En el camino de vuelta a casa no intercambiamos ni una docena de palabras. Me encanta el lujo de un paseo a caballo y en coche de caballos. Pero aquel día hubiera utilizado alegremente algo ruidoso y mecánico… ¡pero rápido!
Durante los siguientes días Brian me evitó; lo vi solamente en la mesa, en las comidas.
Una mañana, Anita me dijo:
— Marjorie, querida, voy a ir a la ciudad a arreglar algunos asuntos. ¿Podrías venir conmigo y ayudarme? — Naturalmente, dije que sí.
Hizo varias paradas en las inmediaciones de la calle Gloucester y Durham. No había nada para lo que necesitara mi ayuda. Llegué a la conclusión de que simplemente deseaba compañía, y me sentí complacida por ello. Es enormemente agradable estar con Anita siempre que una no se entrecruce con sus deseos.

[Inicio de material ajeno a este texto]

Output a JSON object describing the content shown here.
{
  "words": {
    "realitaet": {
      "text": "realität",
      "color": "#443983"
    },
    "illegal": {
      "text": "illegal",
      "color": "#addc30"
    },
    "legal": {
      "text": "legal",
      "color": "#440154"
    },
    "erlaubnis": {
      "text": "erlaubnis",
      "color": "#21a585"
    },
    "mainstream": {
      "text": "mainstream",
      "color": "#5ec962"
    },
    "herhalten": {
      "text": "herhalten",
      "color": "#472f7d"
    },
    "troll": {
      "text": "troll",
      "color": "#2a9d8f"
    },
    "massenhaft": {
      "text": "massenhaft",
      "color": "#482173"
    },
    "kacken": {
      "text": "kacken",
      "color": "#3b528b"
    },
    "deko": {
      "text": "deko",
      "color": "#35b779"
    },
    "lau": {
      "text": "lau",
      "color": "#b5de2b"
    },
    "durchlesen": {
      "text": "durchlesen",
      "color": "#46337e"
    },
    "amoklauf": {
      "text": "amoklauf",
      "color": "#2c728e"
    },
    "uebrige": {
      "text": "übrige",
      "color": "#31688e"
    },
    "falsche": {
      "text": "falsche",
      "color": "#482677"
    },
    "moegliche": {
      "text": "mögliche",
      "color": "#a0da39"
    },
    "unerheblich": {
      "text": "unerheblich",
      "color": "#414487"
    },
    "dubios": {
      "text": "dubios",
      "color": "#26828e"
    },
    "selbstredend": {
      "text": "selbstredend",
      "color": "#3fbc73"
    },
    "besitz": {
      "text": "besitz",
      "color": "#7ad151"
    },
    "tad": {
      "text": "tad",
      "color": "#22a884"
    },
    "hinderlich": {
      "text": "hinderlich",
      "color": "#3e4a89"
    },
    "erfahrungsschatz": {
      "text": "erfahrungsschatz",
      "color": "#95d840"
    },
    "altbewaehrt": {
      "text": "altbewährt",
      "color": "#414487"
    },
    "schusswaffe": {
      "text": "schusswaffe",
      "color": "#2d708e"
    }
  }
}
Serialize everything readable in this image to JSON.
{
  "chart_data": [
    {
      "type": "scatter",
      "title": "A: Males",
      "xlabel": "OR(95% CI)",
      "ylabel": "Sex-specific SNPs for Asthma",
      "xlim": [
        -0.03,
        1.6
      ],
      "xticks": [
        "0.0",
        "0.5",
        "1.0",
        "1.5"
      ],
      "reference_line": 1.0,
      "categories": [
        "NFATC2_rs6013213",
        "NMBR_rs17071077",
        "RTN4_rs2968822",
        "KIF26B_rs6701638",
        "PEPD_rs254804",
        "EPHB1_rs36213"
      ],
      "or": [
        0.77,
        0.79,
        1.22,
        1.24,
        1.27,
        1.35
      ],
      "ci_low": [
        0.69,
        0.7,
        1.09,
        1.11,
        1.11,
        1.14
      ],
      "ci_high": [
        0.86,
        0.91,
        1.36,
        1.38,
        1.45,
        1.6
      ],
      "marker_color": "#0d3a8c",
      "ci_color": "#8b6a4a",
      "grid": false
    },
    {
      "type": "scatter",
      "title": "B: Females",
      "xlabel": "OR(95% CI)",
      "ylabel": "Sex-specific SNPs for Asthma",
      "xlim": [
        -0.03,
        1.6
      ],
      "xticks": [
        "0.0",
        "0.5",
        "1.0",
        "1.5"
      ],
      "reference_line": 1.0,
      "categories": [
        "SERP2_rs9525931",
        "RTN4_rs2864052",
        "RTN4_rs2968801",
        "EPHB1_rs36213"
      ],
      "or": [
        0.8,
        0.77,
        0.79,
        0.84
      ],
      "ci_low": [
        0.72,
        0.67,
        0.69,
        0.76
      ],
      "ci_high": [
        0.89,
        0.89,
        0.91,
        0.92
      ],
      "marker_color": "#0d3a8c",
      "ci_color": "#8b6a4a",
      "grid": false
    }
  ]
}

Cuando terminó, bajamos hasta la Cambridge Terrace a lo largo de la orilla del Avon y entramos en el Hagley Park y los jardines botánicos. Ella eligió un lugar soleado desde el que podíamos ver los pájaros, y sacó su punto. Durante un rato no hablamos de nada en particular, o simplemente permanecimos sentadas.
Habría transcurrido quizá media hora cuando su teléfono zumbó. Lo sacó de su bolsa de punto, se metió el auricular en la oreja.
— ¿Sí? — Luego añadió —: Gracias. Adiós. — Y volvió a guardar el teléfono sin decirme quién la había llamado. Era su privilegio.
Aunque sí lo hizo indirectamente:
— Dime, Marjorie, ¿nunca has sentido remordimientos? ¿O una sensación de culpabilidad?
— Bueno, a veces sí. ¿Debo sentirlos? ¿Acerca de qué? — Rebusqué en mi cerebro, como si pensara que no había sido lo bastante cuidadosa en no preocupar a Anita.